In 1974, the Aboriginal Arts Board acquired a major collection of Oenpelli paintings from the Anglican Church Missionary Society’s Sydney gallery. In 1977, fifty-two of these paintings went on tour to major centres in Australia and Europe in the exhibition Oenpelli Paintings on Bark. Two years later, in 1979, the Aboriginal Arts Board published Oenpelli Bark Paintings which illustrated and documented a larger selection of works from their collection. Kunwinjku Bim comprises the 1977 exhibition collection with a further selection of eight paintings from the same period. Also included in the exhibition are two groups of paintings which provide an interesting historical perspective on the contemporary works: five of these, collected by Spencer and Cahill, at Oenpelli circa 1912, have been generously loaned by the Museum of Victoria and the remaining five, collected by Mountford circa 1948, are from the Gallery’s own collection.

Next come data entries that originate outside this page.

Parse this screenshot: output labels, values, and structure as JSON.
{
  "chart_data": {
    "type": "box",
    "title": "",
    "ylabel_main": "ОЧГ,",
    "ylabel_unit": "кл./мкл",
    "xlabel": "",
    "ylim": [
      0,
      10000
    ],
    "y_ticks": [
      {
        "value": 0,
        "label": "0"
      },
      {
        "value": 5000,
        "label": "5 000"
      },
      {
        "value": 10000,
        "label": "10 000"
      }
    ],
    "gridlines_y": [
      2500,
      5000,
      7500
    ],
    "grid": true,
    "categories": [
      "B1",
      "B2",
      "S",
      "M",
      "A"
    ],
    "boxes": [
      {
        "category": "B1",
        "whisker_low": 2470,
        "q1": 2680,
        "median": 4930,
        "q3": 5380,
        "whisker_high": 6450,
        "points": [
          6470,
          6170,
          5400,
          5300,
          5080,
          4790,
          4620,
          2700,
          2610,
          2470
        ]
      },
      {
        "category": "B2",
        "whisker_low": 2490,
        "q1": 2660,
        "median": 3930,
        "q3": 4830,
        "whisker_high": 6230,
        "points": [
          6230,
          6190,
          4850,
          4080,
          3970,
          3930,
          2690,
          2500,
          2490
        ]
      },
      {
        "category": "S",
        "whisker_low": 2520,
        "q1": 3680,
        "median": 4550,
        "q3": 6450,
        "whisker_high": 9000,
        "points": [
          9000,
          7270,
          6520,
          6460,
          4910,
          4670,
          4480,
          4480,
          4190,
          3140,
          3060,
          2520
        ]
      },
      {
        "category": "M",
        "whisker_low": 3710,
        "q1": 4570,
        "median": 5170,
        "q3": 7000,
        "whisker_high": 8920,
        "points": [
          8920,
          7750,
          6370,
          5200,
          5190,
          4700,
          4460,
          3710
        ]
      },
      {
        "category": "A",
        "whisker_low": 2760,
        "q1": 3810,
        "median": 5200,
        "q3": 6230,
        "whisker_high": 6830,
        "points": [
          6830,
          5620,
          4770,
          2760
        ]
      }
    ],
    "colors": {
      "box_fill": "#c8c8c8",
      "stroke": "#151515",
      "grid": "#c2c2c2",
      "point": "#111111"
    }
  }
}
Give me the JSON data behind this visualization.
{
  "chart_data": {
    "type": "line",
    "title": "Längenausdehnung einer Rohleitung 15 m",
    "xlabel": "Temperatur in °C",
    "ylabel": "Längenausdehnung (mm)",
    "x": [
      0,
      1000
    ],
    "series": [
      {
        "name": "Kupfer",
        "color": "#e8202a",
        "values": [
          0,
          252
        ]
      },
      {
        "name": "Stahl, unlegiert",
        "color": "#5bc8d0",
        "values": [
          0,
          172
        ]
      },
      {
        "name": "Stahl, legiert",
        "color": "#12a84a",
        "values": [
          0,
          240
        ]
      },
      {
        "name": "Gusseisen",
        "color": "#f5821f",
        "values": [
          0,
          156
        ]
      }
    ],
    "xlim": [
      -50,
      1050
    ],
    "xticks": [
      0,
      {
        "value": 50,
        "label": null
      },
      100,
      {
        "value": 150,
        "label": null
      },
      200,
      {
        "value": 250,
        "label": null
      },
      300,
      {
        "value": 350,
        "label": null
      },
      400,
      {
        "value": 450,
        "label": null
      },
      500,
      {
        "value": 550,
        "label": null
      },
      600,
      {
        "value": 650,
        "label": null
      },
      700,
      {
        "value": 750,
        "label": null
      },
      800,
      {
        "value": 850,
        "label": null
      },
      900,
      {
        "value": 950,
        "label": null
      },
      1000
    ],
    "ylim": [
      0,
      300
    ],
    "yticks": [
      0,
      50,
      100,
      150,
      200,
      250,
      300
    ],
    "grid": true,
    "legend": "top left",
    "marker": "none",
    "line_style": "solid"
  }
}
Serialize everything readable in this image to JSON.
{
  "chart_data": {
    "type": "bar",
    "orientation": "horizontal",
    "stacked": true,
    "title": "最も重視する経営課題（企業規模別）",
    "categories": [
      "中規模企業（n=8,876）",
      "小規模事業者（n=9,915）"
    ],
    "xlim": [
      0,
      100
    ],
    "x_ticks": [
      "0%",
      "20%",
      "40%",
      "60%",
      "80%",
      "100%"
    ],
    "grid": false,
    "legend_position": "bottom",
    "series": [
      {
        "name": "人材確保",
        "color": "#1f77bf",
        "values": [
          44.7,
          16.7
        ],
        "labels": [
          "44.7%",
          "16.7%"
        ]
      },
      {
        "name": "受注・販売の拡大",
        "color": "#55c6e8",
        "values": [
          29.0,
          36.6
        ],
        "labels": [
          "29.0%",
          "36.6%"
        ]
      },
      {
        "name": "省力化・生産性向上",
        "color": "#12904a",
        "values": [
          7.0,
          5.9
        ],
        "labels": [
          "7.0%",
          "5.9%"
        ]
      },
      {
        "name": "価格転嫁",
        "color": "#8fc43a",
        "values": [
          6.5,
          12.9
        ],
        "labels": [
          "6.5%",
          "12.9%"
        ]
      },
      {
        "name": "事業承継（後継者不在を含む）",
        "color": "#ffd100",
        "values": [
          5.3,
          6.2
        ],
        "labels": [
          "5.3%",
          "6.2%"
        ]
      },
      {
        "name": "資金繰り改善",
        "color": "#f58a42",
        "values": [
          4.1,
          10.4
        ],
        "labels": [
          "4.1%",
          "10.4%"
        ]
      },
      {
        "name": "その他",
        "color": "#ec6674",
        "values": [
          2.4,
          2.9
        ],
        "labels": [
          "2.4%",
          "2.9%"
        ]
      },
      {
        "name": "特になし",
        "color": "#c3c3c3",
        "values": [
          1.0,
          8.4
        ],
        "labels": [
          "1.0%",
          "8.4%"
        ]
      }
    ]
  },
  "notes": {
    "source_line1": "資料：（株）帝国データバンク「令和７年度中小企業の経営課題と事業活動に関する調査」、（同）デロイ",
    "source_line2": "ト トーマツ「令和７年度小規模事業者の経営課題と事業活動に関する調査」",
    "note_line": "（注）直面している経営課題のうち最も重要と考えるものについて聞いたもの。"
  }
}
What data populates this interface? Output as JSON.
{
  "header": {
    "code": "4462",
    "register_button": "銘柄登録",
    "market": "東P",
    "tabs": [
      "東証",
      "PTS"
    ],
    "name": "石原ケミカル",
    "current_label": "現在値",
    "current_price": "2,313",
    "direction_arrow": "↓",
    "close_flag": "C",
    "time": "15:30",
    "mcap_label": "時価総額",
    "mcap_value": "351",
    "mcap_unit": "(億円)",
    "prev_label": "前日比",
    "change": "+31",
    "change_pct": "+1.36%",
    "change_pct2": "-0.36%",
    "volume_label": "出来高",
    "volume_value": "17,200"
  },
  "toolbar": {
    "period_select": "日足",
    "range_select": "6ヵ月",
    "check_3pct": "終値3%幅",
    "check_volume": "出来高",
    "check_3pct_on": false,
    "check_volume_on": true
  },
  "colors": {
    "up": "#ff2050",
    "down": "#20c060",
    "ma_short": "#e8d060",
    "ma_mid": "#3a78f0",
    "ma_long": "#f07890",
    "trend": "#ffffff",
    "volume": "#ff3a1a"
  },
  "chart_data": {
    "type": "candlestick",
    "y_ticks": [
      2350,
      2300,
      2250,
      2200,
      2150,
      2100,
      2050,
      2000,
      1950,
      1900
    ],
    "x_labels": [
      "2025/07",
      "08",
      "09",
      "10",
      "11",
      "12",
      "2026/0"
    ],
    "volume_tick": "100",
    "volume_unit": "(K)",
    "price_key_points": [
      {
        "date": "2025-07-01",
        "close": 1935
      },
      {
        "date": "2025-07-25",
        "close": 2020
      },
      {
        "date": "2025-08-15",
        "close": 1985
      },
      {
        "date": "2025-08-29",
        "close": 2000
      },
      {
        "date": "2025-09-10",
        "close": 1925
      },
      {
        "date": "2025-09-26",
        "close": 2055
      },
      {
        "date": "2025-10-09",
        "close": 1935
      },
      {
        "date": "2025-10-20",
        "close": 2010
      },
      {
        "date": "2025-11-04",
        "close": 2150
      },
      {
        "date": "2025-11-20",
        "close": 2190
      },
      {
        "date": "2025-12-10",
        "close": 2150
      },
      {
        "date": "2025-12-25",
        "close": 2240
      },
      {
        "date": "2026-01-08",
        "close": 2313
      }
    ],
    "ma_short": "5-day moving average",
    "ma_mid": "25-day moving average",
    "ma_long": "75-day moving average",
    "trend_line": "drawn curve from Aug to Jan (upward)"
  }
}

On this occasion the earlier exhibition has been retitled in order to focus attention on the artists, all Kunwinjku language speakers. This change of focus is not intended to diminish the significance of Oenpelli as the place where the artists produced these works at a particular period – that era in the late 60s and early 70s when Oenpelli was both a centre and synonym for the western Arnhem land painting style. Rather, it is to direct attention to the importance of the Kunwinjku people and their art within a wider context. Today, artists who live in those regions marked by Croker and Goulburn Islands in the north, the Tomkinson River in the east, Bamyili and Katherine in the south, and Oenpelli in the west all share certain painting characteristics which distinguish a western Arnhem Land style and the men who produce these paintings often come together to perform ceremonies and can speak or hear the Kunwinku language.

Annemarie Brody & Patrick McCaughey, Kunwinjku Bim: Western Arnhem Land Paintings from the collection of the Aboriginal Arts Board, National Gallery of Victoria, 1984

Touring dates & venues

In 1979 this exhibition toured part of Europe and Australia under the title Oenpelli Paintings on Bark.